Once a patient is in the ED, emergency physicians must try to improve and not exacerbate mental health symptoms. Dr. Herman said an important step in minimizing the issue will be an increase in psychiatric training for emergency physicians. “Emergency physicians will have to become more comfortable initiating treatment in the ED,” Dr. Herman said. This might include obtaining training in verbal de-escalation or trauma-informed care.
Use of brief interventions, such as the Safety Planning Intervention, have been shown to be effective in adult EDs, reducing return visits by as much as 43 percent, with emerging evidence showing they may be effective for children as well.6,7
“There is also a move toward self-guided digital mental health interventions deployed within the ED,” Dr. Hoffmann said.
Dr. Snow said that Boston Children’s has an in-patient psychiatric unit embedded within its hospital and has opened two additional off-site locations with psychiatric beds.
“Obviously that requires a ton of additional hiring, training, and support to create those facilities,” Dr. Snow said. Within the hospital, a lot of additional staff has been added including psychiatrists, social workers, and others who can help triage these admissions and at least do some level of check-in everyday while they board.

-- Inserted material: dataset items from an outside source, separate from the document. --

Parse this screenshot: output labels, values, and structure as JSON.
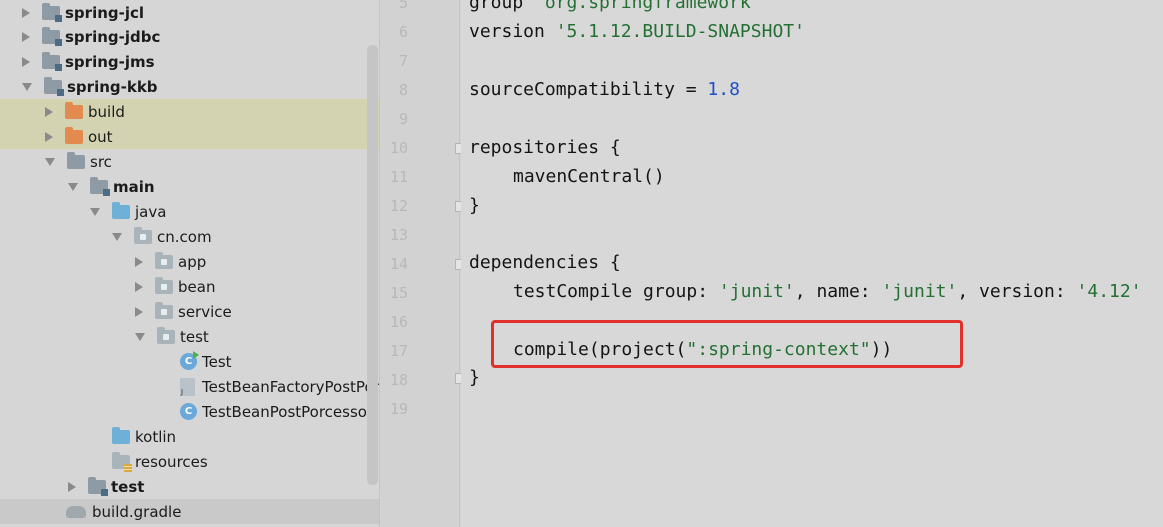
{
  "project_tree": {
    "items": [
      {
        "label": "spring-jcl",
        "arrow": "right",
        "icon": "module-folder",
        "bold": true
      },
      {
        "label": "spring-jdbc",
        "arrow": "right",
        "icon": "module-folder",
        "bold": true
      },
      {
        "label": "spring-jms",
        "arrow": "right",
        "icon": "module-folder",
        "bold": true
      },
      {
        "label": "spring-kkb",
        "arrow": "down",
        "icon": "module-folder",
        "bold": true
      },
      {
        "label": "build",
        "arrow": "right",
        "icon": "excluded-folder"
      },
      {
        "label": "out",
        "arrow": "right",
        "icon": "excluded-folder"
      },
      {
        "label": "src",
        "arrow": "down",
        "icon": "folder"
      },
      {
        "label": "main",
        "arrow": "down",
        "icon": "module-folder",
        "bold": true
      },
      {
        "label": "java",
        "arrow": "down",
        "icon": "source-folder"
      },
      {
        "label": "cn.com",
        "arrow": "down",
        "icon": "package-folder"
      },
      {
        "label": "app",
        "arrow": "right",
        "icon": "package-folder"
      },
      {
        "label": "bean",
        "arrow": "right",
        "icon": "package-folder"
      },
      {
        "label": "service",
        "arrow": "right",
        "icon": "package-folder"
      },
      {
        "label": "test",
        "arrow": "down",
        "icon": "package-folder"
      },
      {
        "label": "Test",
        "arrow": "none",
        "icon": "class-run"
      },
      {
        "label": "TestBeanFactoryPostPor",
        "arrow": "none",
        "icon": "java-file"
      },
      {
        "label": "TestBeanPostPorcessor",
        "arrow": "none",
        "icon": "class"
      },
      {
        "label": "kotlin",
        "arrow": "none",
        "icon": "source-folder"
      },
      {
        "label": "resources",
        "arrow": "none",
        "icon": "resources-folder"
      },
      {
        "label": "test",
        "arrow": "right",
        "icon": "module-folder",
        "bold": true
      },
      {
        "label": "build.gradle",
        "arrow": "none",
        "icon": "gradle-file"
      }
    ]
  },
  "editor": {
    "line_numbers": [
      "5",
      "6",
      "7",
      "8",
      "9",
      "10",
      "11",
      "12",
      "13",
      "14",
      "15",
      "16",
      "17",
      "18",
      "19"
    ],
    "lines": {
      "l5": {
        "kw": "group ",
        "str": "'org.springframework'"
      },
      "l6": {
        "kw": "version ",
        "str": "'5.1.12.BUILD-SNAPSHOT'"
      },
      "l8": {
        "kw": "sourceCompatibility = ",
        "num": "1.8"
      },
      "l10": {
        "text": "repositories {"
      },
      "l11": {
        "text": "mavenCentral()"
      },
      "l12": {
        "text": "}"
      },
      "l14": {
        "text": "dependencies {"
      },
      "l15": {
        "a": "testCompile group: ",
        "s1": "'junit'",
        "b": ", name: ",
        "s2": "'junit'",
        "c": ", version: ",
        "s3": "'4.12'"
      },
      "l17": {
        "a": "compile(project(",
        "s": "\":spring-context\"",
        "b": "))"
      },
      "l18": {
        "text": "}"
      }
    }
  },
  "colors": {
    "highlight_box": "#e0322a",
    "string": "#237033",
    "number": "#1d4fc6"
  }
}
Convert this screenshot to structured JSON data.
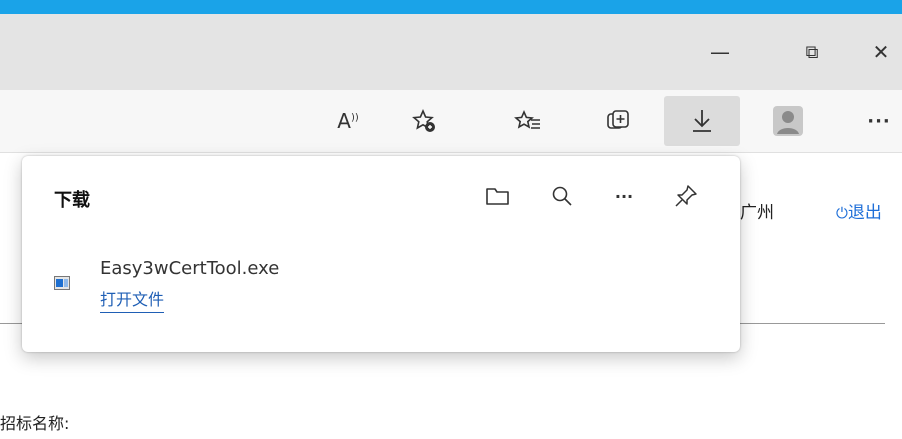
{
  "window": {
    "minimize_glyph": "—",
    "restore_glyph": "⧉",
    "close_glyph": "✕"
  },
  "toolbar": {
    "read_aloud_text": "A",
    "more_glyph": "···",
    "icons": [
      "read-aloud-icon",
      "favorite-add-icon",
      "favorites-icon",
      "collections-icon",
      "download-icon",
      "profile-icon",
      "more-icon"
    ]
  },
  "downloads": {
    "title": "下载",
    "actions": [
      "folder-icon",
      "search-icon",
      "more-icon",
      "pin-icon"
    ],
    "more_glyph": "···",
    "item": {
      "file_name": "Easy3wCertTool.exe",
      "open_link": "打开文件"
    }
  },
  "page": {
    "city_text": "广州",
    "logout_text": "退出",
    "bottom_label": "招标名称:"
  },
  "colors": {
    "accent_strip": "#1aa3e8",
    "link": "#1f5fb5",
    "logout": "#1f6fd8"
  }
}
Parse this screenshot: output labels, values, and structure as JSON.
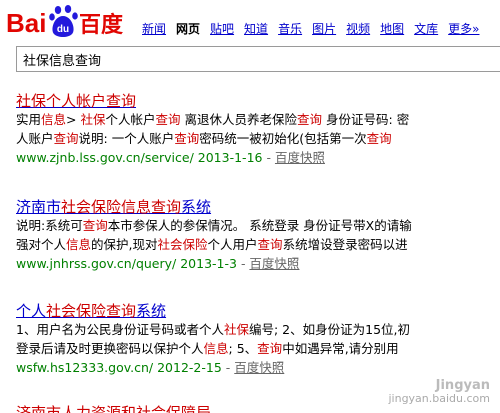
{
  "logo": {
    "text_left": "Bai",
    "text_paw": "du",
    "text_right": "百度"
  },
  "nav": {
    "items": [
      "新闻",
      "网页",
      "贴吧",
      "知道",
      "音乐",
      "图片",
      "视频",
      "地图",
      "文库",
      "更多»"
    ],
    "current": "网页"
  },
  "search": {
    "query": "社保信息查询"
  },
  "results": [
    {
      "title": [
        "社保个人帐户查询"
      ],
      "title_em": [
        true
      ],
      "desc1": [
        "实用",
        "信息",
        "> ",
        "社保",
        "个人帐户",
        "查询",
        " 离退休人员养老保险",
        "查询",
        " 身份证号码: 密"
      ],
      "desc1_em": [
        false,
        true,
        false,
        true,
        false,
        true,
        false,
        true,
        false
      ],
      "desc2": [
        "人账户",
        "查询",
        "说明: 一个人账户",
        "查询",
        "密码统一被初始化(包括第一次",
        "查询"
      ],
      "desc2_em": [
        false,
        true,
        false,
        true,
        false,
        true
      ],
      "url": "www.zjnb.lss.gov.cn/service/ 2013-1-16",
      "cache": "百度快照"
    },
    {
      "title": [
        "济南市",
        "社会保险信息查询",
        "系统"
      ],
      "title_em": [
        false,
        true,
        false
      ],
      "desc1": [
        "说明:系统可",
        "查询",
        "本市参保人的参保情况。 系统登录 身份证号带X的请输"
      ],
      "desc1_em": [
        false,
        true,
        false
      ],
      "desc2": [
        "强对个人",
        "信息",
        "的保护,现对",
        "社会保险",
        "个人用户",
        "查询",
        "系统增设登录密码以进"
      ],
      "desc2_em": [
        false,
        true,
        false,
        true,
        false,
        true,
        false
      ],
      "url": "www.jnhrss.gov.cn/query/ 2013-1-3",
      "cache": "百度快照"
    },
    {
      "title": [
        "个人",
        "社会保险查询",
        "系统"
      ],
      "title_em": [
        false,
        true,
        false
      ],
      "desc1": [
        "1、用户名为公民身份证号码或者个人",
        "社保",
        "编号; 2、如身份证为15位,初"
      ],
      "desc1_em": [
        false,
        true,
        false
      ],
      "desc2": [
        "登录后请及时更换密码以保护个人",
        "信息",
        "; 5、",
        "查询",
        "中如遇异常,请分别用"
      ],
      "desc2_em": [
        false,
        true,
        false,
        true,
        false
      ],
      "url": "wsfw.hs12333.gov.cn/ 2012-2-15",
      "cache": "百度快照"
    },
    {
      "title": [
        "济南市人力资源和社会保障局"
      ],
      "title_em": [
        true
      ]
    }
  ],
  "watermark": {
    "brand": "Jingyan",
    "site": "jingyan.baidu.com"
  },
  "colors": {
    "link": "#0000cc",
    "highlight": "#cc0000",
    "url": "#008000",
    "cache": "#666666",
    "logo_red": "#e10602",
    "logo_blue": "#2319dc"
  }
}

One thing remains clear, though. More attention on the problem and more potential solutions are sorely needed. Indeed, incoming ACEP President L. Anthony Cirillo, MD, said that the health care community “cannot continue to celebrate getting a 59-year-old STEMI patient to the cath lab in less than 30 minutes when a nine-year-old suicidal patient has been sitting in the ED for 30 days waiting for an inpatient psychiatric bed.”